У печки стояло ведро с углем. Уголь мелкий, почти порошок, такой может разгореться разве что на сильном огне. Открыв дверку, Андрей заглянул в беловатое от дыма нутро печки и усмехнулся: она накомкала туда бумаги, подожгла ее, сверху насыпала уголь; вот и чадит печка, не греет.

— Дрова у тебя есть? — спросил он.

— Есть немного. Там... В ванной... Поленья какие-то сучковатые, и топором их не расколоть, и в печку они целиком не влазят.

Он засмеялся.

— Чего ты хохочешь? — обиделась она. — Правду же говорю.

— Так какое же полено сюда целиком влезть может, — вновь засмеялся он.

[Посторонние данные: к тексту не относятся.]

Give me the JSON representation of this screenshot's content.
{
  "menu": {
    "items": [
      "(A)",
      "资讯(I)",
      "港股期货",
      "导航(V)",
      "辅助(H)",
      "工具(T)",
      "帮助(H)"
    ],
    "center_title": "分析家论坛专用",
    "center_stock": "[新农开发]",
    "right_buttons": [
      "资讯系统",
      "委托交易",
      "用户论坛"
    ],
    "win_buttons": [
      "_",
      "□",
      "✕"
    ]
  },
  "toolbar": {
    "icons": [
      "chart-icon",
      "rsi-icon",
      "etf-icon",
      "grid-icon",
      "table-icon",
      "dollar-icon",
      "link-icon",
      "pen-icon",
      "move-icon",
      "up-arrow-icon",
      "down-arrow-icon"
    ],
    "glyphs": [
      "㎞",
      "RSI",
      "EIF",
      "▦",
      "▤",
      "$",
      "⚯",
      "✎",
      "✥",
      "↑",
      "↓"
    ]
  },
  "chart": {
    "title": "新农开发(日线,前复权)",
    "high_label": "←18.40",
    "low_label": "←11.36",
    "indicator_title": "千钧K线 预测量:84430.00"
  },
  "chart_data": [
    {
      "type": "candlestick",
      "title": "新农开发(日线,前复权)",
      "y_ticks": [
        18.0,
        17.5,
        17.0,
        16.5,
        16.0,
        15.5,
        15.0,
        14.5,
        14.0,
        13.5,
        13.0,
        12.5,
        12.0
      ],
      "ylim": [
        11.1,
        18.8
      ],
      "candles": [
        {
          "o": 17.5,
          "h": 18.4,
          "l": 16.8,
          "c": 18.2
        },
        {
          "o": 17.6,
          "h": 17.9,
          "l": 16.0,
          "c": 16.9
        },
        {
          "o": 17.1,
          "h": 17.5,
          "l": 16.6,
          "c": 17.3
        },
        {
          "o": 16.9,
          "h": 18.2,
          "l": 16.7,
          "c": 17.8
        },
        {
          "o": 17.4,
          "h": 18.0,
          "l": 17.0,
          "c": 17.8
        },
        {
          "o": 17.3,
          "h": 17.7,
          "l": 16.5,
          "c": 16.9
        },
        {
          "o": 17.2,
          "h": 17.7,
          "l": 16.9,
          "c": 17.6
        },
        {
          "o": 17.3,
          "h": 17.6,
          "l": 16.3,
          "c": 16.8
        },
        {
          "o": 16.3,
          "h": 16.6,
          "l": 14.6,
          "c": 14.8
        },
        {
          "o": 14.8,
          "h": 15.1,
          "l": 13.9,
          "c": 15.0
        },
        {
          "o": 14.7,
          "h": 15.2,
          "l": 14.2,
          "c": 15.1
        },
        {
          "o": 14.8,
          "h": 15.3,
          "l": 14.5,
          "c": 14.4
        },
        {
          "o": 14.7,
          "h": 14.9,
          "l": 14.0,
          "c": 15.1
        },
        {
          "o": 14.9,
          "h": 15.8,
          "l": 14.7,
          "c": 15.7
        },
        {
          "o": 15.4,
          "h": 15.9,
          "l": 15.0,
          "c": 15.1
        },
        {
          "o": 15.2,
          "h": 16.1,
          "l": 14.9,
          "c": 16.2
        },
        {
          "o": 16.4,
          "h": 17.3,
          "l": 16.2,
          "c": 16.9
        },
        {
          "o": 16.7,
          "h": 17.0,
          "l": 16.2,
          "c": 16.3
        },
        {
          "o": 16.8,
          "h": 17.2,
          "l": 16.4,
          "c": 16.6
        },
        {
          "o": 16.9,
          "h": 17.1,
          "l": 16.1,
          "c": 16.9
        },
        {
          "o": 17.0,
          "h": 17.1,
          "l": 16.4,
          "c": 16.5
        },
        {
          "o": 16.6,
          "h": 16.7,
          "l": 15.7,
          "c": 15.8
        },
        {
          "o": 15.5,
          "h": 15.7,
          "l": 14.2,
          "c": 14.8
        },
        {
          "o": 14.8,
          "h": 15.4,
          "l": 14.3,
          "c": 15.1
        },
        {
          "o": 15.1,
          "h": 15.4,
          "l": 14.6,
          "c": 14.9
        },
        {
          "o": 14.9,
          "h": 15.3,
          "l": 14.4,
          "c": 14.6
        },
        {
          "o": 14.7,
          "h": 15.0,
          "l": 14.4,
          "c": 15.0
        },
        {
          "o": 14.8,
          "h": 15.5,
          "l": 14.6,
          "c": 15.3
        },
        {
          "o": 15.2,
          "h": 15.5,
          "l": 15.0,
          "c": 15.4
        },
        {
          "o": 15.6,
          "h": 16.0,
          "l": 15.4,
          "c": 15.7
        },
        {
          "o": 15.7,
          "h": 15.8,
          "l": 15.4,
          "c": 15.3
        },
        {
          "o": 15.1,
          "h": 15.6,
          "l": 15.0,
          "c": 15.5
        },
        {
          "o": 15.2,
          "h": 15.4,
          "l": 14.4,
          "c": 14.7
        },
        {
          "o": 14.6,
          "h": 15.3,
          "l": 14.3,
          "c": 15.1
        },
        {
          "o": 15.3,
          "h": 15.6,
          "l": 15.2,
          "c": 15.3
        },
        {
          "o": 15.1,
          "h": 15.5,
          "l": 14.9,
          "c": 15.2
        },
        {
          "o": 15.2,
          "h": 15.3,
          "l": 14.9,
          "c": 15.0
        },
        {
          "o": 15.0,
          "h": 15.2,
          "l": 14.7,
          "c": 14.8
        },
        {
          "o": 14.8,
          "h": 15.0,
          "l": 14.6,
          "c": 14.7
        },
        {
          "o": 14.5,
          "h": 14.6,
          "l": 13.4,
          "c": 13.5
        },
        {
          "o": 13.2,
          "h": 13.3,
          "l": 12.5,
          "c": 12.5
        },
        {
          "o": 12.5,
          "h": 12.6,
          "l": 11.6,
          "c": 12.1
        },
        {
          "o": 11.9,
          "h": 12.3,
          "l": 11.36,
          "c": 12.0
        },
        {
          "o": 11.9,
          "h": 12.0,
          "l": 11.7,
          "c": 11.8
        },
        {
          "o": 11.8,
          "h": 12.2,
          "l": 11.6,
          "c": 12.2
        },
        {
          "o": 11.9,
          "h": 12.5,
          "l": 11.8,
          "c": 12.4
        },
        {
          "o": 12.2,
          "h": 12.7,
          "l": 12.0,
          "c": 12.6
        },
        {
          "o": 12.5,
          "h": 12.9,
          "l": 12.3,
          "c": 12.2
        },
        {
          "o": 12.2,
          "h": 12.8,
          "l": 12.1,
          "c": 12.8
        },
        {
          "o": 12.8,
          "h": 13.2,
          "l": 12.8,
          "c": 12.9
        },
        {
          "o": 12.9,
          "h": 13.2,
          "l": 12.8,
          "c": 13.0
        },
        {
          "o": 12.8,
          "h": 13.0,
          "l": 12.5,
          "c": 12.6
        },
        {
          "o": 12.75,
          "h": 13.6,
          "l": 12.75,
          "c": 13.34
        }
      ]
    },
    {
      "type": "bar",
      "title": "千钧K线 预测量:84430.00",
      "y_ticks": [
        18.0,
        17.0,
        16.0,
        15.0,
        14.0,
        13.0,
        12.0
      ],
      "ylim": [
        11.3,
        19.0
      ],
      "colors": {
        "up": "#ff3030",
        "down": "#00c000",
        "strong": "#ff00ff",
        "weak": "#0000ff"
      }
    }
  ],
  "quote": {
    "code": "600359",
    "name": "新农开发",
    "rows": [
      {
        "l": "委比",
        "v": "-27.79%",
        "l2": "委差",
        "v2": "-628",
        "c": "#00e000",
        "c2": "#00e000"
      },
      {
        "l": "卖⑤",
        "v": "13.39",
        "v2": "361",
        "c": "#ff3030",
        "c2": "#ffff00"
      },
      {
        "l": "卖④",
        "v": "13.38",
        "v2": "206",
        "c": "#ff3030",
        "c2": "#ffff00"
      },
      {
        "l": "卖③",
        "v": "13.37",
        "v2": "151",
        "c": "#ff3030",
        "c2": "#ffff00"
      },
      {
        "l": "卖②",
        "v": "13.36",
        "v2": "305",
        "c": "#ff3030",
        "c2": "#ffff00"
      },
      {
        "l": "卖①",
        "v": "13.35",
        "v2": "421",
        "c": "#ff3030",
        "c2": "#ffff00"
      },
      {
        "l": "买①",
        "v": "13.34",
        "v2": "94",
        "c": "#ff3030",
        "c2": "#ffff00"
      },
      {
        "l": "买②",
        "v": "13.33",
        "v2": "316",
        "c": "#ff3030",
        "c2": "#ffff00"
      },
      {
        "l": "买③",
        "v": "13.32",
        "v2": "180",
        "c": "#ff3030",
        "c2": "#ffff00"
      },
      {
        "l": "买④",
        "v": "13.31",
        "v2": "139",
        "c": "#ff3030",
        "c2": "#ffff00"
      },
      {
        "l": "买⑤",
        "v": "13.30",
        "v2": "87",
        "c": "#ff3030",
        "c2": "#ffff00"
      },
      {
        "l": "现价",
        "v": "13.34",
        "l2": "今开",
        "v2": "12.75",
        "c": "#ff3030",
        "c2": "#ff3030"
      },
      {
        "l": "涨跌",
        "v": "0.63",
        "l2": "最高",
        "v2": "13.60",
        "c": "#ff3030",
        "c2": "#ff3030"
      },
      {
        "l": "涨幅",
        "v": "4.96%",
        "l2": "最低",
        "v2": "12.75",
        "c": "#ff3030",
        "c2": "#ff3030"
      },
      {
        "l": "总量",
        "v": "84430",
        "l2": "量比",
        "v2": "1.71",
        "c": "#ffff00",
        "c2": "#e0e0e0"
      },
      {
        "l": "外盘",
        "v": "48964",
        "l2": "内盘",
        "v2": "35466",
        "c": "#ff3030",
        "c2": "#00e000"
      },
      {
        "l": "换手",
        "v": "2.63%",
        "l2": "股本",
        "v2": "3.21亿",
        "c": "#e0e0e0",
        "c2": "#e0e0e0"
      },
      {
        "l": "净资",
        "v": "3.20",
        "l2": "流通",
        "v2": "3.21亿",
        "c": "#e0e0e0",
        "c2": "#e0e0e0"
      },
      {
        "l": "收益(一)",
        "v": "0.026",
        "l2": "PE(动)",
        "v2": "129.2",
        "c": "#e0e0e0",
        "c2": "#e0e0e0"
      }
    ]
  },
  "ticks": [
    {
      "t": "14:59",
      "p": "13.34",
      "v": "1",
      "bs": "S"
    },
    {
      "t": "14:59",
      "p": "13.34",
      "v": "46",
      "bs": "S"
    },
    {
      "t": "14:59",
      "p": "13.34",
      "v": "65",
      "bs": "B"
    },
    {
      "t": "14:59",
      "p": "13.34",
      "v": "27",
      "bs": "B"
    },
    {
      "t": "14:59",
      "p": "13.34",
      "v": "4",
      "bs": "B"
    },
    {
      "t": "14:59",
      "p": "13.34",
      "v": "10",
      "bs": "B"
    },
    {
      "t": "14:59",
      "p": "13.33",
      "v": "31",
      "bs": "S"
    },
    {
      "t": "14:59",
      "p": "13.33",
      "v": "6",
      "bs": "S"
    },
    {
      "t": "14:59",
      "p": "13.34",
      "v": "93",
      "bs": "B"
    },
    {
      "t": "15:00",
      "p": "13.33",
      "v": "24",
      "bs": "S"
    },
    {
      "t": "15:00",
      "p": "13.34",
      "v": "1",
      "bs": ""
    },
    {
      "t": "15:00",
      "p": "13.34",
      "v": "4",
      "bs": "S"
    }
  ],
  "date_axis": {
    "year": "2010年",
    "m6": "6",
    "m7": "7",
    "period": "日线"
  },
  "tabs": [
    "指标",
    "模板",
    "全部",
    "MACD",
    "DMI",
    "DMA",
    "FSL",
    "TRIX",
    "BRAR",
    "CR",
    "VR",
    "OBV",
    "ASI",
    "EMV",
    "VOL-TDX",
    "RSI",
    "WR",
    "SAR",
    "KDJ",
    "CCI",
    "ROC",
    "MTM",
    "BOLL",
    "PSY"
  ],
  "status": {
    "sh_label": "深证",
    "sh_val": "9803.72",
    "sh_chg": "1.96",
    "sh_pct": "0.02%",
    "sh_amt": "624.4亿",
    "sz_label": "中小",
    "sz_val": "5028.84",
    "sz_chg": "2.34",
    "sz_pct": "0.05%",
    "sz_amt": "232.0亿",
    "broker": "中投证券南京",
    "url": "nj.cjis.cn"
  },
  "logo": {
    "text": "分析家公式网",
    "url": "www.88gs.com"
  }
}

— Да колола же я, колола... — она опять шмыгнула носом.

Ему стало жалко ее, он сказал:

— Посиди. Я сейчас, — и пошел в ванную комнату.

Тонко настругав щепы, он положил ее шалашиком над горящей бумагой. Слегка обрызгав водой из кружки уголь, он подбрасывал его на огонь мелкими порциями, и скоро в печке загудело, круглые бока ее сначала зарумянились, потом зарделись и стали словно прозрачными. Скоро зарумянилась и труба. Он открыл дверцу печки. Стены комнаты и комод осветились, зато краснота с боков печки и с трубы опала.